Under its 48-year-old design chief Gorden Wagener, Mercedes-Benz has become increasingly adept at walking the line of pushing the brand into the future without alienating buyers. In the process, it has enjoyed a sales renaissance, for which CEO Dieter Zetsche gives Wagener major credit. And it has created a visual identity far from the spiky, sharp-angled designs of some luxury competitors.
At this fall's Paris auto show, Mercedes-Benz gave the public its first look at the EQ subbrand, scheduled to debut in 2020 and ultimately to include 10 electric-drive vehicles. The Generation EQ concept vehicle was a smooth-surfaced, futuristic take on the electric vehicle -- notably modern, but not jarring.
Wagener, who took charge of design in 2008, calls the style "sensual purity." Key vehicles have included the S-class coupe and GLC crossover and the E class, which was shown at the 2016 Detroit auto show.

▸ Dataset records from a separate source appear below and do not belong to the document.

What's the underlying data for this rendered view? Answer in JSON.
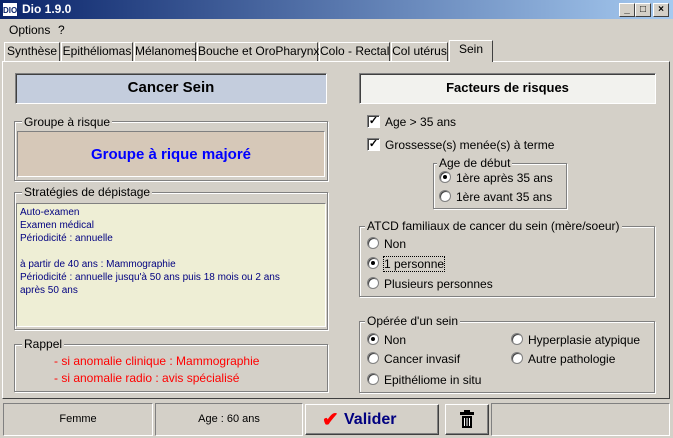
{
  "window": {
    "icon_text": "DIO",
    "title": "Dio 1.9.0",
    "minimize": "_",
    "maximize": "□",
    "close": "×"
  },
  "menu": [
    {
      "label": "Options"
    },
    {
      "label": "?"
    }
  ],
  "tabs": [
    {
      "label": "Synthèse"
    },
    {
      "label": "Epithéliomas"
    },
    {
      "label": "Mélanomes"
    },
    {
      "label": "Bouche et OroPharynx"
    },
    {
      "label": "Colo - Rectal"
    },
    {
      "label": "Col utérus"
    },
    {
      "label": "Sein",
      "active": true
    }
  ],
  "left": {
    "header": "Cancer Sein",
    "groupe": {
      "legend": "Groupe à risque",
      "value": "Groupe à rique majoré",
      "value_color": "#0000ff",
      "bg": "#d6c8b8"
    },
    "strategies": {
      "legend": "Stratégies de dépistage",
      "lines": [
        "Auto-examen",
        "Examen médical",
        "Périodicité : annuelle",
        "",
        "à partir de 40 ans : Mammographie",
        "Périodicité : annuelle jusqu'à 50 ans puis 18 mois ou 2 ans",
        "après 50 ans"
      ]
    },
    "rappel": {
      "legend": "Rappel",
      "lines": [
        "- si anomalie clinique : Mammographie",
        "- si anomalie radio : avis spécialisé"
      ]
    }
  },
  "right": {
    "header": "Facteurs de risques",
    "age_check": {
      "label": "Age > 35 ans",
      "checked": true
    },
    "grossesse_check": {
      "label": "Grossesse(s) menée(s) à terme",
      "checked": true
    },
    "age_debut": {
      "legend": "Age de début",
      "options": [
        {
          "label": "1ère après 35 ans",
          "selected": true
        },
        {
          "label": "1ère avant 35 ans",
          "selected": false
        }
      ]
    },
    "atcd": {
      "legend": "ATCD familiaux de cancer du sein (mère/soeur)",
      "options": [
        {
          "label": "Non",
          "selected": false
        },
        {
          "label": "1 personne",
          "selected": true
        },
        {
          "label": "Plusieurs personnes",
          "selected": false
        }
      ]
    },
    "operee": {
      "legend": "Opérée d'un sein",
      "options": [
        {
          "label": "Non",
          "selected": true
        },
        {
          "label": "Cancer invasif",
          "selected": false
        },
        {
          "label": "Epithéliome in situ",
          "selected": false
        },
        {
          "label": "Hyperplasie atypique",
          "selected": false
        },
        {
          "label": "Autre pathologie",
          "selected": false
        }
      ]
    }
  },
  "status": {
    "sexe": "Femme",
    "age": "Age : 60 ans",
    "valider": "Valider",
    "check_icon": "check-icon",
    "trash_icon": "trash-icon",
    "check_color": "#ff0000",
    "valider_color": "#000080"
  }
}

Standout concepts include the Concept IAA from the 2015 Frankfurt auto show and Vision Tokyo, an autonomous vehicle with swivel chairs and an interior lounge.
That concept teases Wagener's next challenge: Understanding how autonomy and connectivity will alter vehicle interiors. In a September interview with Automotive News Europe, Wagener said: "The digital world will change the interior more in the next 10 to 15 years than it did in the last 50."